Editor's Note: COL Outzen puts forth a compelling plea for the Army to pay more attention to promoting language proficiency. The other services are similarly lacking in these fields. Although individual program managers are creating some bright spots, the truth is that poor personnel management and the burden of one-size-fits-all training preclude many servicemembers from attaining true professionalism in their fields.
Introduction
A decade of Counterinsurgency (COIN) and Counter-Terrorism (CT) operations have highlighted our military’s shortcomings in employing and understanding foreign languages, the people who speak them, and various types of knowledge derived from language communities.
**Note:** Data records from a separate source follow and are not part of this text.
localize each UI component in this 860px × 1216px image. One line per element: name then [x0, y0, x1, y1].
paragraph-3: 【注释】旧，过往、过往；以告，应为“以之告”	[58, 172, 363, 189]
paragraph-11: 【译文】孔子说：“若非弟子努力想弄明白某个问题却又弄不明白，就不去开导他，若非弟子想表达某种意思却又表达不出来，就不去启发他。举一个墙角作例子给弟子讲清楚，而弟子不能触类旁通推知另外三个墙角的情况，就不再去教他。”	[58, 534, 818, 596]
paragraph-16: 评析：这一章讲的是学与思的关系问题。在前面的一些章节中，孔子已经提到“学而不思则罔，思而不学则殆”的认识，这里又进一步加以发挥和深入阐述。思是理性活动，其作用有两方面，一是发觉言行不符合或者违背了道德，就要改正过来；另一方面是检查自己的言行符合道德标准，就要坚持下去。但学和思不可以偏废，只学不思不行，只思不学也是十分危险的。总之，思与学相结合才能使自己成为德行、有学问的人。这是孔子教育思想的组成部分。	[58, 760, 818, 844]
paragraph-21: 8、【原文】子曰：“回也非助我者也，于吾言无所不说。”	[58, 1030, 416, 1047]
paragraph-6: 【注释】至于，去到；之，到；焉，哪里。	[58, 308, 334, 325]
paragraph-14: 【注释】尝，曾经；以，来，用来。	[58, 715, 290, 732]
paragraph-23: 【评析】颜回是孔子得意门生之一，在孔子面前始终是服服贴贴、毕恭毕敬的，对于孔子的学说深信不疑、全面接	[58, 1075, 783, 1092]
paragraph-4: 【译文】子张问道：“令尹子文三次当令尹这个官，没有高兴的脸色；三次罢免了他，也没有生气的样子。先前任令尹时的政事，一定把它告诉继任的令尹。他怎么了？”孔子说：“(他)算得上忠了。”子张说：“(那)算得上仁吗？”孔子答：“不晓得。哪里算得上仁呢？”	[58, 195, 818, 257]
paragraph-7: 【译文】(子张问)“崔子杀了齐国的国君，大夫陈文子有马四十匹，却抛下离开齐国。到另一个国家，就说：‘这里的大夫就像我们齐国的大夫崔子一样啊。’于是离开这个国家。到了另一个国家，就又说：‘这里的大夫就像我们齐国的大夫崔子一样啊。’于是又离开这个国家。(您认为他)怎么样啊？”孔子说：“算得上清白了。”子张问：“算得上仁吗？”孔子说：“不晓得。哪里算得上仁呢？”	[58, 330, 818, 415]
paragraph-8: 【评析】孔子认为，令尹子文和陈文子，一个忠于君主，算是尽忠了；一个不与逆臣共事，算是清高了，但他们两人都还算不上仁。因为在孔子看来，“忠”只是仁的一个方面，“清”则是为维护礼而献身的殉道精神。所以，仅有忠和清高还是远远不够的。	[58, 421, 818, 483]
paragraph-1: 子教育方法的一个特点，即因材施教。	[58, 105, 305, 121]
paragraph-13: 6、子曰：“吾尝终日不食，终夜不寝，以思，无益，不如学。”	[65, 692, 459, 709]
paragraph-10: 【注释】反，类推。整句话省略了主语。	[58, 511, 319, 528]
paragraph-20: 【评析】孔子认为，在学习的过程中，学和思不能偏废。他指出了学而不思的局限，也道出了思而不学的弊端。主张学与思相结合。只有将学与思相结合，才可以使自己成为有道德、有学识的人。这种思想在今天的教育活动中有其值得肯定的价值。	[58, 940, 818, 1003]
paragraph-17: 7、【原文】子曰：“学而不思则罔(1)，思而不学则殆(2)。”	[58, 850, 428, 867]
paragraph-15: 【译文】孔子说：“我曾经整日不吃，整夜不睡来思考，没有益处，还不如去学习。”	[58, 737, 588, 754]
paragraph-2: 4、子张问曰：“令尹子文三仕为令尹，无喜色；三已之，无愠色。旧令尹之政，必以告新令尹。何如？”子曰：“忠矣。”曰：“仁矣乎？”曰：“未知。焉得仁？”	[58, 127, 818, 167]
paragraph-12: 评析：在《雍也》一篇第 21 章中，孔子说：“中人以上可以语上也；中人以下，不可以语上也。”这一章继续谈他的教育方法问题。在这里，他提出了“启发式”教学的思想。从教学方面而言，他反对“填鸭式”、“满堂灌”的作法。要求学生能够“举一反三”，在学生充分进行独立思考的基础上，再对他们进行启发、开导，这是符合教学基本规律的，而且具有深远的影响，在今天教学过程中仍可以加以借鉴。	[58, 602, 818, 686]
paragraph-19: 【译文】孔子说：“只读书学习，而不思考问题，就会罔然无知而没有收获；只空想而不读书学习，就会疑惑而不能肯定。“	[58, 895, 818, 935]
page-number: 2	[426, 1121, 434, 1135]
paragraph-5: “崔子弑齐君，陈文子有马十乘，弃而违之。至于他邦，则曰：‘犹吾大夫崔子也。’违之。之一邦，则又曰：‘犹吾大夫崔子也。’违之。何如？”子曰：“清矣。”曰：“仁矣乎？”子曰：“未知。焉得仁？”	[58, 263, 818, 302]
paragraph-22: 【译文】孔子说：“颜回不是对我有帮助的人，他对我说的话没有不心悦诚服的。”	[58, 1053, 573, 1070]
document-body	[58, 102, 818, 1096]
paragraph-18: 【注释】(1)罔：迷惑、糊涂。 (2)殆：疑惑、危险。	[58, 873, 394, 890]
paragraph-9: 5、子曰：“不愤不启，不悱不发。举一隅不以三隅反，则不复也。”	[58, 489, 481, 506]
The Department of Defense had identified this critical capability gap by 2004, and by 2005 had directed the Services to treat language capabilities as a core warfighting skill akin to marksmanship[1]. This implied significant organizational and cultural change within the Army and sister Services, which have traditionally viewed foreign language skill as a niche meriting limited and episodic attention. Six years have elapsed, though, and the Services have failed to produce doctrine, organizations, or practices that can be considered transformative. Instead, they have applied band-aid approaches by contracting out language and related capabilities, while not reforming the way the fielded forces train for or employ language and related skills in any significant way[2]. Given emphatic calls from senior leaders such as the Secretary of Defense, Chairman of the Joint Chiefs of Staff, and Chief of Staff of the Army, it is hard to understand why the Army has made such little progress[3].
That we have not successfully transformed is beyond dispute among those paying attention since the Defense Language Transformation Roadmap was published[4]. With massive cuts to the DoD budget looming, though, simply recognizing failure is insufficient; the Army and DoD must develop coherent and effective responses sooner rather than later[5]. The response must both be effective and survive budget austerity, which rules out much of the Army’s current approach[6]. This essay offers a series of observations about why and how we have failed to transform language and related capabilities, and presents several recommendations for successfully moving ahead. The observations focus on the U.S. Army’s efforts, since the Army has the preponderance of resources and responsibilities for DoD language and culture operations, but are broadly applicable for the other Services as well.